Net neutrality was designed to prevent internet providers from blocking, speeding up, or slowing down access to specific online services. To do away with it, the FCC’s order had to be approved by the Office of Budget and Management.
Upon receiving the order last month, FCC Chairman Ajit Pai noted that removing net neutrality would be the end of burdensome internet regulations.
“Now, on June 11, these unnecessary and harmful internet regulations will be repealed and the bipartisan, light-touch approach that served the online world well for nearly 20 years will be restored,” Pai said in a statement at the time.
“June 11 is significant because it will be the first time in the over 15 year battle over net neutrality that the FCC will have essentially no role in preserving an open internet and overseeing the broadband market,” said Gigi Sohn, a counselor to former FCC chairman Tom Wheeler. “Those ‘fast lanes’ will put those who won’t or cannot pay in the slow lane, making the internet a lot like cable TV.”
Legislators fight back
Despite the decision on net neutrality, government officials are continuing the fight in hopes of repealing the decision.
Last month, the Senate voted 52-47 in favor of keeping net neutrality, but the vote was mostly symbolic, as the final decision had to be passed through the Republican majority House of Representatives.
Late last week, Senators were sending letters to House Speaker Paul Ryan in the hopes of pushing him to schedule a vote on the issue.
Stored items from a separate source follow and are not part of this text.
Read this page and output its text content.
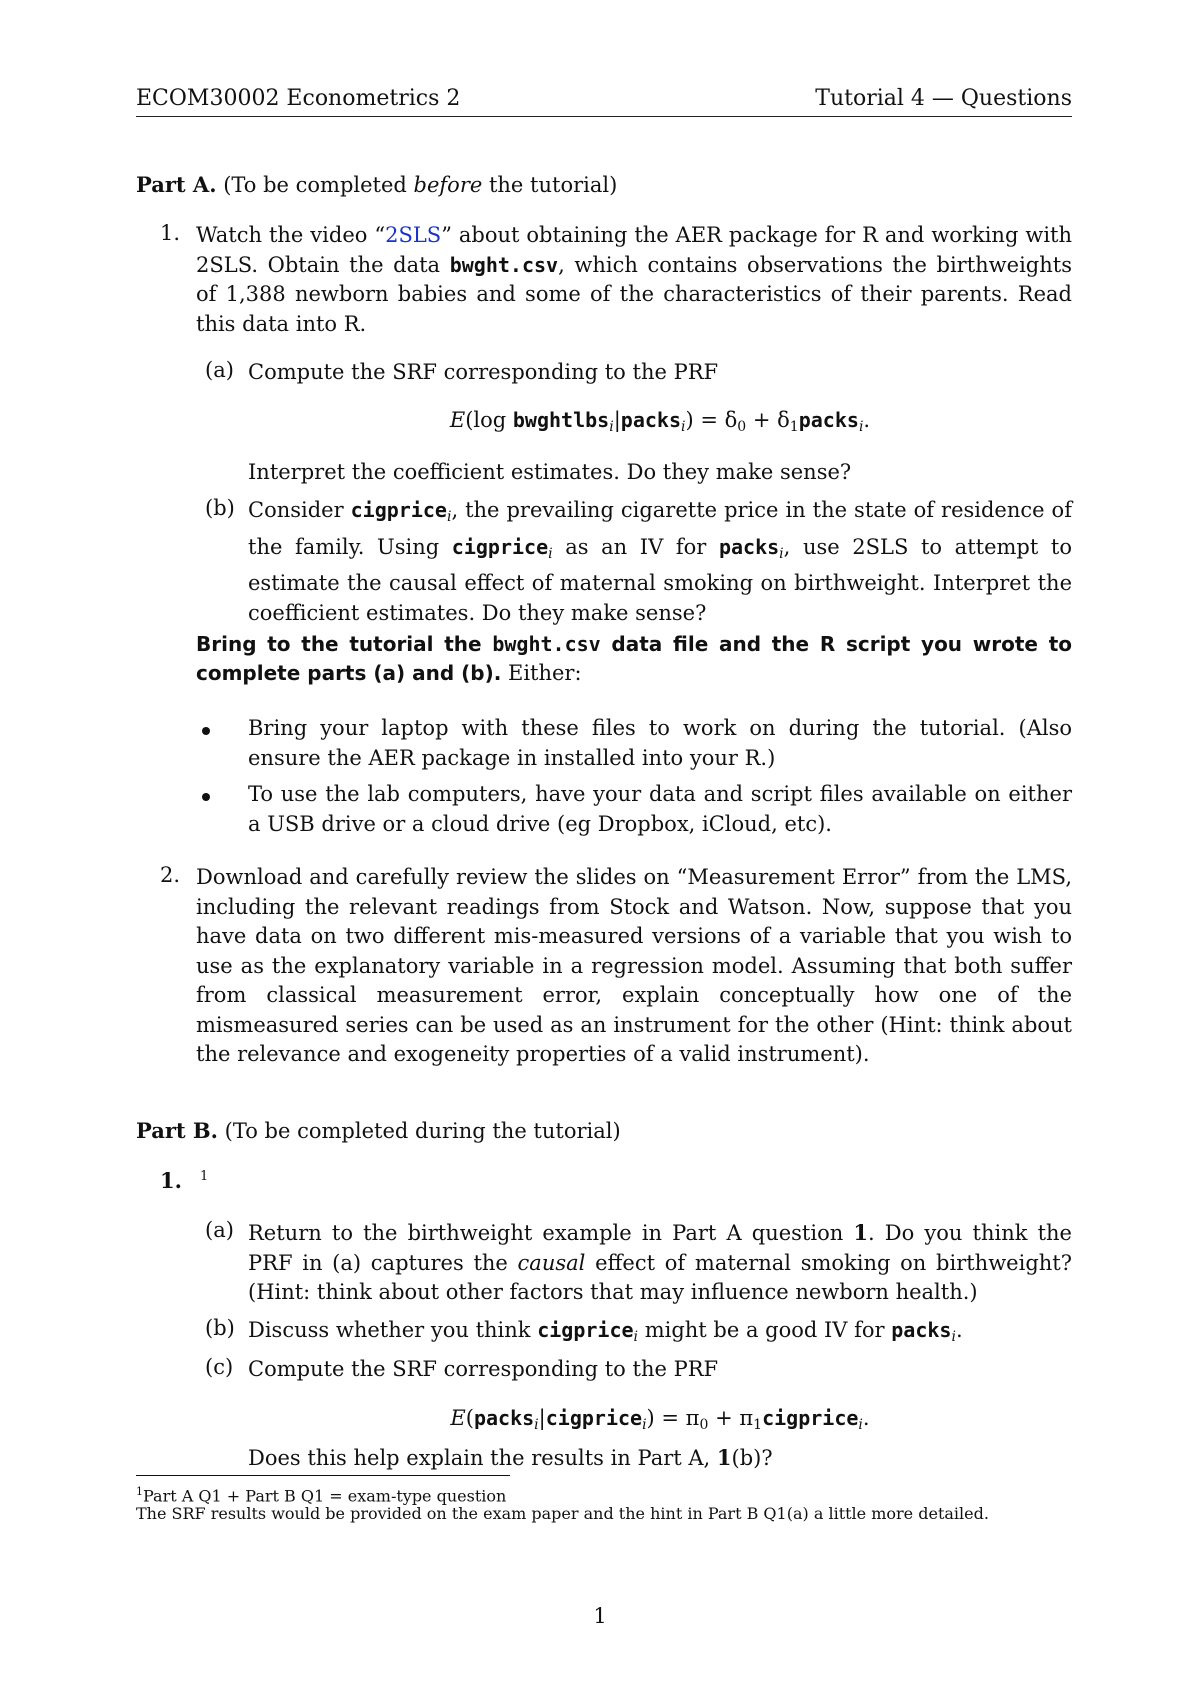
ECOM30002 Econometrics 2	Tutorial 4 — Questions
Part A. (To be completed before the tutorial)
1. Watch the video “2SLS” about obtaining the AER package for R and working with 2SLS. Obtain the data bwght.csv, which contains observations the birthweights of 1,388 newborn babies and some of the characteristics of their parents. Read this data into R.
(a) Compute the SRF corresponding to the PRF
E(log bwghtlbs$_i$|packs$_i$) = $\delta_0$ + $\delta_1packs_i$.
Interpret the coefficient estimates. Do they make sense?
(b) Consider cigprice$_i$, the prevailing cigarette price in the state of residence of the family. Using cigprice$_i$ as an IV for packs$_i$, use 2SLS to attempt to estimate the causal effect of maternal smoking on birthweight. Interpret the coefficient estimates. Do they make sense?
Bring to the tutorial the bwght.csv data file and the R script you wrote to complete parts (a) and (b). Either:
Bring your laptop with these files to work on during the tutorial. (Also ensure the AER package in installed into your R.)
To use the lab computers, have your data and script files available on either a USB drive or a cloud drive (eg Dropbox, iCloud, etc).
2. Download and carefully review the slides on “Measurement Error” from the LMS, including the relevant readings from Stock and Watson. Now, suppose that you have data on two different mis-measured versions of a variable that you wish to use as the explanatory variable in a regression model. Assuming that both suffer from classical measurement error, explain conceptually how one of the mismeasured series can be used as an instrument for the other (Hint: think about the relevance and exogeneity properties of a valid instrument).
Part B. (To be completed during the tutorial)
1. $^1$
(a) Return to the birthweight example in Part A question 1. Do you think the PRF in (a) captures the causal effect of maternal smoking on birthweight? (Hint: think about other factors that may influence newborn health.)
(b) Discuss whether you think cigprice$_i$ might be a good IV for packs$_i$.
(c) Compute the SRF corresponding to the PRF
E(packs$_i$|cigprice$_i$) = $\pi_0$ + $\pi_1cigprice_i$.
Does this help explain the results in Part A, 1(b)?
$^1$Part A Q1 + Part B Q1 = exam-type question
The SRF results would be provided on the exam paper and the hint in Part B Q1(a) a little more detailed.
1
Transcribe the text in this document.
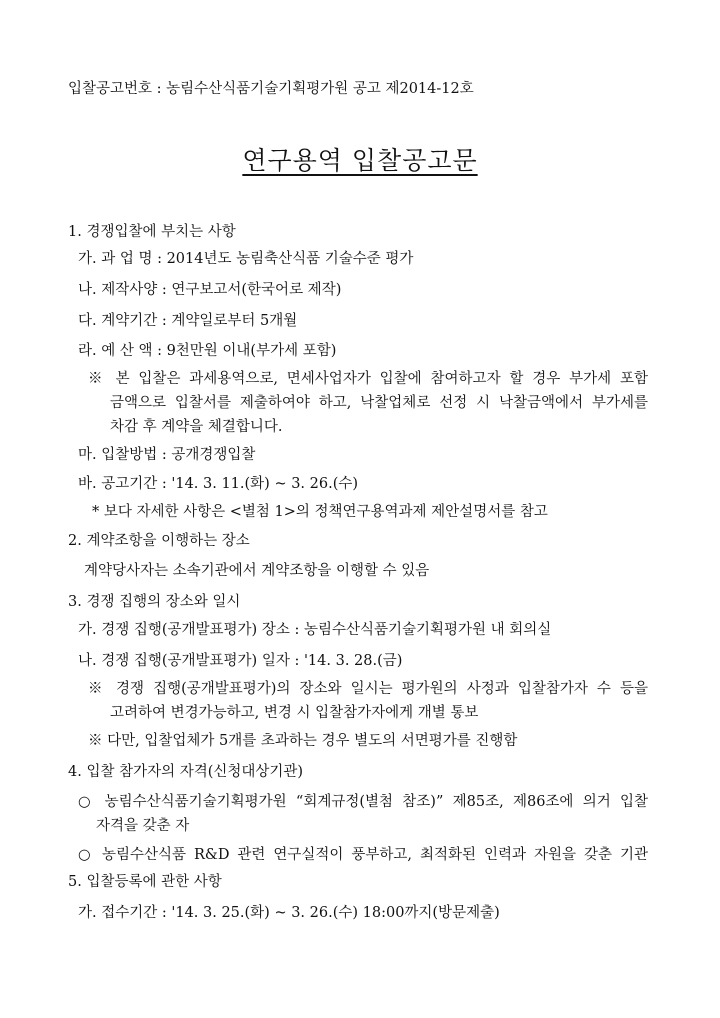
입찰공고번호 : 농림수산식품기술기획평가원 공고 제2014-12호
연구용역 입찰공고문
1. 경쟁입찰에 부치는 사항
가. 과 업 명 : 2014년도 농림축산식품 기술수준 평가
나. 제작사양 : 연구보고서(한국어로 제작)
다. 계약기간 : 계약일로부터 5개월
라. 예 산 액 : 9천만원 이내(부가세 포함)
※ 본 입찰은 과세용역으로, 면세사업자가 입찰에 참여하고자 할 경우 부가세 포함
금액으로 입찰서를 제출하여야 하고, 낙찰업체로 선정 시 낙찰금액에서 부가세를
차감 후 계약을 체결합니다.
마. 입찰방법 : 공개경쟁입찰
바. 공고기간 : '14. 3. 11.(화) ~ 3. 26.(수)
* 보다 자세한 사항은 <별첨 1>의 정책연구용역과제 제안설명서를 참고
2. 계약조항을 이행하는 장소
계약당사자는 소속기관에서 계약조항을 이행할 수 있음
3. 경쟁 집행의 장소와 일시
가. 경쟁 집행(공개발표평가) 장소 : 농림수산식품기술기획평가원 내 회의실
나. 경쟁 집행(공개발표평가) 일자 : '14. 3. 28.(금)
※ 경쟁 집행(공개발표평가)의 장소와 일시는 평가원의 사정과 입찰참가자 수 등을
고려하여 변경가능하고, 변경 시 입찰참가자에게 개별 통보
※ 다만, 입찰업체가 5개를 초과하는 경우 별도의 서면평가를 진행함
4. 입찰 참가자의 자격(신청대상기관)
○ 농림수산식품기술기획평가원 “회계규정(별첨 참조)” 제85조, 제86조에 의거 입찰
자격을 갖춘 자
○ 농림수산식품 R&D 관련 연구실적이 풍부하고, 최적화된 인력과 자원을 갖춘 기관
5. 입찰등록에 관한 사항
가. 접수기간 : '14. 3. 25.(화) ~ 3. 26.(수) 18:00까지(방문제출)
Advocacy groups are calling for “mass online actions” to bring the issue further into the public eye and hopefully pressure Congress to act.
“It’s an uphill fight,” said Chris Lewis, VP of Public Knowledge, a tech advocacy group that has been urging the House to take action.
Individual states have also started taking action against the repeal of net neutrality. More than 20 states have filed lawsuits to stop the repeal, and a number of states have pushed legislation to enforce net neutrality within its borders. The California Senate announced at the end of last month that it is working to enforce stricter net neutrality laws than what federal regulations require.
However, according to the FCC, states don’t have the power to make their own policies.
“It’s patently illegal for the states to make their own internet policy,” said Roslyn Layton, a visiting scholar at the American Enterprise Institute who served on President Trump’s transition team for the FCC.
What to expect moving forward
Though today marks the end of net neutrality as consumers have known it, supporters of the repeal are adamant that the changes won’t come immediately.
“Nothing will change the next day,” said Kevin Werbach, an associate professor of legal studies at Wharton and former FCC advisor. “Companies are not going to take any major action to change their policies until it’s resolved.”
The fate of net neutrality is likely to last throughout the remainder of the year, if not longer based on the push for legislation.
“We’ll see what happens after the [midterm] election,” Lewis said.